The way I see it, adding value to the token makes sense, but that idea is already planned afaik (treasury yield going to alcx staker with alcx staker being slashed if an issue arrise). Main issue at this moment is that the price is bleeding, and instead of seeing it as an opportunity to accumulate, we want to stop the bleeding. Maybe even at the expense of some of the protocol legitimacy by adding rules so that to enjoy maximum yield, you need to buy alcx tokens. Not a bad idea in itself, but changing the rules to the game midway when there's already 500m DAI locked up feels weird (imho)
I think the bigger picture to take into account is that should this be successful and manage to lock up a good chunk of TVL, along with the release of income-stream generating ALCX staking, and as the space matures, its not totally unexpected of the ALCX token to go back to its original price. That will take time though, and careful planning of debt ceilings being raised chunks by chunks.
Let's say in 2025 the alETH debt ceiling is 200k, collateral ratio 200%, so 400k eth is locked up.
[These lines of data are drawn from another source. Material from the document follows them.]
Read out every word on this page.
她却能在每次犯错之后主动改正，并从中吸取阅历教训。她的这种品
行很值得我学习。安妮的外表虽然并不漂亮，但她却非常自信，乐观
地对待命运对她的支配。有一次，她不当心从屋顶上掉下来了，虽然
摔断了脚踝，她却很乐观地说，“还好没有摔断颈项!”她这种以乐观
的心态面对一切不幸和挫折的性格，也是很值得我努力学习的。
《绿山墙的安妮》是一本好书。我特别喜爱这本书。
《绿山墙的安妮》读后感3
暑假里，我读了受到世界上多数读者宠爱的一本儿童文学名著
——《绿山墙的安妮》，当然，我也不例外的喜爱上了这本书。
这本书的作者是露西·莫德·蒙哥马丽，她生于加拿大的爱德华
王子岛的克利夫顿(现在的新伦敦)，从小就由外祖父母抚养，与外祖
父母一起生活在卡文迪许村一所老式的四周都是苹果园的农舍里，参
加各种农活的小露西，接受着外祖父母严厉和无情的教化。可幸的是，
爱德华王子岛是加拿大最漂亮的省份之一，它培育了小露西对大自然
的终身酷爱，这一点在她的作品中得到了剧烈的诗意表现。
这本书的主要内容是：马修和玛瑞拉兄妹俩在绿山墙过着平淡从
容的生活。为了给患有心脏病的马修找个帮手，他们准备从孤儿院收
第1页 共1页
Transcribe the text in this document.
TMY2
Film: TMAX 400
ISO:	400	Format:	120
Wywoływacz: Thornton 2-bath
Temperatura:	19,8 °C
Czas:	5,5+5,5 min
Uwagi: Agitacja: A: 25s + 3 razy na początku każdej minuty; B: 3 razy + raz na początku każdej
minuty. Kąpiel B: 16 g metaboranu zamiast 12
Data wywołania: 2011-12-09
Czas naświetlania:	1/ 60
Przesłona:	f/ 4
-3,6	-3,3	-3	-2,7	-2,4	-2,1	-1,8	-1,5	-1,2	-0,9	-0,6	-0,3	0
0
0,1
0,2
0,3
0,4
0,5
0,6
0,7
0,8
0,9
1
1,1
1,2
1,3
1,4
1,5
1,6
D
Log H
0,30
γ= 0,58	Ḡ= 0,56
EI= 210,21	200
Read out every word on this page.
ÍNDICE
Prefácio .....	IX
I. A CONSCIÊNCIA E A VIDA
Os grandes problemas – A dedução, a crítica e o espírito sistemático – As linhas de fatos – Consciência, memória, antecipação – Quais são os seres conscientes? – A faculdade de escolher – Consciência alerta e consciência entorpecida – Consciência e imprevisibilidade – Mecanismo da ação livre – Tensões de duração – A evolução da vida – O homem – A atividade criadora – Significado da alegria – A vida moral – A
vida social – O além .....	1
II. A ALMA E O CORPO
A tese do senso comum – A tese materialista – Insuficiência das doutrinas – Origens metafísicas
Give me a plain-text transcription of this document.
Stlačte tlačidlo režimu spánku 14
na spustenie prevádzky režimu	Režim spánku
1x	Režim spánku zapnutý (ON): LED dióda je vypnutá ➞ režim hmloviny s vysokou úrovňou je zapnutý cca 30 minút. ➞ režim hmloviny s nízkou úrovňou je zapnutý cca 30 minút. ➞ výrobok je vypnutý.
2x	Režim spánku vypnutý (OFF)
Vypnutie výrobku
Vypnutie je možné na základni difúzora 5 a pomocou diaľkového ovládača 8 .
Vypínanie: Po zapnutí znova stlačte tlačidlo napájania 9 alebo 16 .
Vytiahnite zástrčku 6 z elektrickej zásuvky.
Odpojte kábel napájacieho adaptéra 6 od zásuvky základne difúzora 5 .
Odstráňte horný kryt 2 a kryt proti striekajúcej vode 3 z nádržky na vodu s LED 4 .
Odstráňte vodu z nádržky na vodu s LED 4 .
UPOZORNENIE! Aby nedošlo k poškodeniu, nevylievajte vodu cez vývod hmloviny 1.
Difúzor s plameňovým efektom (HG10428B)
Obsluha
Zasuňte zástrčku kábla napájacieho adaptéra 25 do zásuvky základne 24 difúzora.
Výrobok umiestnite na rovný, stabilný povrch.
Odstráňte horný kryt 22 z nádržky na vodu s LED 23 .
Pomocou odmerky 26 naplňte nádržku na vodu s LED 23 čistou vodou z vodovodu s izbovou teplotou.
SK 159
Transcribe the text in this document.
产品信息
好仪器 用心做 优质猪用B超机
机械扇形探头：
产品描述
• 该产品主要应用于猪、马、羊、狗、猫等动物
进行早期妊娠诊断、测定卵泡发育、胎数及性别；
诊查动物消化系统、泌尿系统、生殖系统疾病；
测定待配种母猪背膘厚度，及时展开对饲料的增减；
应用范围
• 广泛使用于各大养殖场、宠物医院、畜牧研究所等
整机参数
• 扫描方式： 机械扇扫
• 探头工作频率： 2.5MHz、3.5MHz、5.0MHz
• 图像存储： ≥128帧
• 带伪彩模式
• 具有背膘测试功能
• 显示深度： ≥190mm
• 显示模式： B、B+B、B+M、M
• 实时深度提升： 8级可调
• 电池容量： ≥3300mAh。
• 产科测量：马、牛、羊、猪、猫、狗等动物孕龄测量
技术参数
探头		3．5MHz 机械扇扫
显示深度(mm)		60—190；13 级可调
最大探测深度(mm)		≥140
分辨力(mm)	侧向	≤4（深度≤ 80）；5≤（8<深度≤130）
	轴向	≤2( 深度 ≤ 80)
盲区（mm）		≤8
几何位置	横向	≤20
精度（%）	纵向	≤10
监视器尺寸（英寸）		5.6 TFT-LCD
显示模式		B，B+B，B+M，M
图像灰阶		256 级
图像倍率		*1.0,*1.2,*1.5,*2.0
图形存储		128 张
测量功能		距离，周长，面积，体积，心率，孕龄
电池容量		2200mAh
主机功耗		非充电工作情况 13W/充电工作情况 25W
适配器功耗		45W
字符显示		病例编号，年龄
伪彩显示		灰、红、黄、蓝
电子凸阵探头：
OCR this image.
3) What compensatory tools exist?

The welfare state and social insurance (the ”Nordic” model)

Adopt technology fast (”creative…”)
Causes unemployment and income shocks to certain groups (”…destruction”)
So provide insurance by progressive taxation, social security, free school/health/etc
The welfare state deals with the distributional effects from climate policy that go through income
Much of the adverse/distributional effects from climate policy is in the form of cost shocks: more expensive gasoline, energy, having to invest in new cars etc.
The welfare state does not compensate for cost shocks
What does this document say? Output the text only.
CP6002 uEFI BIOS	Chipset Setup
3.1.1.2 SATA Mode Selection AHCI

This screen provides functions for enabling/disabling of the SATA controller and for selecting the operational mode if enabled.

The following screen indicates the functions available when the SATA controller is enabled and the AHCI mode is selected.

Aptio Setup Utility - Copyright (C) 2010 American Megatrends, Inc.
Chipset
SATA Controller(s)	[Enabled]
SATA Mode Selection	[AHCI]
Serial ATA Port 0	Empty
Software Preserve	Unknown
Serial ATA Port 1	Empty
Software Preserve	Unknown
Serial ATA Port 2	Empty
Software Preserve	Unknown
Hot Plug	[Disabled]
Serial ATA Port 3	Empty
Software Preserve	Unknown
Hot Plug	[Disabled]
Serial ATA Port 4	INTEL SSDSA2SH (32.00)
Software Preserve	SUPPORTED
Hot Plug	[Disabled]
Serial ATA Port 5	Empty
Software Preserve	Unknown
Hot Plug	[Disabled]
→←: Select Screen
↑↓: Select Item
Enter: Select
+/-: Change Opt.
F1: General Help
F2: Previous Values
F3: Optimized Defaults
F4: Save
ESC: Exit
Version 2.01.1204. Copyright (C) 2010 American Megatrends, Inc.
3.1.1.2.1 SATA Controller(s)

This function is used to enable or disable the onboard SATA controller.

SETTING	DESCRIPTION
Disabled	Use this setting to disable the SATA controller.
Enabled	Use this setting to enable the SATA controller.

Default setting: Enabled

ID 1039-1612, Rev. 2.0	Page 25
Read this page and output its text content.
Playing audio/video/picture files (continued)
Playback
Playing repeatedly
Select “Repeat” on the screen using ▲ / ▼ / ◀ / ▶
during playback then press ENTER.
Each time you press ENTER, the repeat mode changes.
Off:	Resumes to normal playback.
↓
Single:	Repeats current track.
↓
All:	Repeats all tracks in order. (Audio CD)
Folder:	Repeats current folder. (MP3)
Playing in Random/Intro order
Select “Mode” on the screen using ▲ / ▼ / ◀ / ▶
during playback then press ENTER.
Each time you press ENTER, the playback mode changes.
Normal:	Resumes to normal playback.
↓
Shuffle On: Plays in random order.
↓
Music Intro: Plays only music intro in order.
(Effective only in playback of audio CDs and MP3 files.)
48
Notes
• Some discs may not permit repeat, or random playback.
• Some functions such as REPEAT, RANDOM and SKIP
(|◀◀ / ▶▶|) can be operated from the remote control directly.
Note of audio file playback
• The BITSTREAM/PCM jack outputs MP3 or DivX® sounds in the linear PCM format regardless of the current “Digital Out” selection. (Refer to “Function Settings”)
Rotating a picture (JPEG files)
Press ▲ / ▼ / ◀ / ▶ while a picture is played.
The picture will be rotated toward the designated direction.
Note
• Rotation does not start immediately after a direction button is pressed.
Eth is worth 10k at that point in time (which is total FUD imo but lets say its 10k only, about 2.5x current ATH). There's 4b$ worth of eth generating yield, at probably higher APYs than now (due to Yearn now having the possibility to use staking strategies, as eth 2.0 has been delivered). There might be 5b dai generating yield, for a 2.5b alUSD ceiling. And there might be 100k BTC generating yield for 50k alBTC, lets say BTC is worth 100k at that point. That's another 10b$ generating yield. There might be an USDC vault, similar to DAI, worth 3b, or a USDT vault, a link vault, whatever else there is, adding on more yield generated.
If in total the TVL reaches something like 50b, at lets say 10% apy across the board, and considering there might be 3m ALCX tokens in existence at that point of time (number of active ALCX tokens staking is unsure though, 3m is kind of the theoretical maximum).
50b generates 5b yearly, of which 500m goes to ALCX holders. This means every ALCX token now generates about 166$ yearly, if 100% of the existing ALCX tokens are staked to earn that return.
I dont think 50b is far fetched for the future of this protocol, although for that to happen, the focus needs to remain clear on the original vision and not short terms shenanigans to stop temporary bleeding (that would happen anyway, everything is bleeding atm, its not ALCX alone)
At current numbers (500m dai locked up, 8k eth locked up) and current price (eth 2k for the sake of this exercise), with about 800k ALCX circulating, each token would generate 7$ yearly. So I think the focus right now should be on how to increase the TVL (and as Gravity mentioned, the liquidities so whales never feel trapped by being part of the protocol), rather than how to stop the price from bleeding.
In current crab/bear market, the price will bleed, even if you ask everyone with an alUSD loan to stake 1x alcx token (or 10 even, but that that point most people would just pull out and go invest their 10-50k DAI somewhere that doesn't require them to buy 4k worth of tokens). I don't see it even making a dent on the current bleeding, and with current emissions. How many people can there be in a vault with 500m DAI? 2000? 5000? Maybe 10000 unique users? Let's say there is 100 000 unique users and they need a token to enjoy higher yield. That might stabilize the price for about 5 weeks (if and only if they all buy one, press X to doubt), and if the general market is still bleeding then we resume bleeding at that point.
It all feels like temporary bandaids at the cost of protocol legitimacy by changing rules midway and displaying a lack of faith in the original vision (which can and should be tweaked for the good reasons, but I dont feel like "alcx price go down because market go down" is one).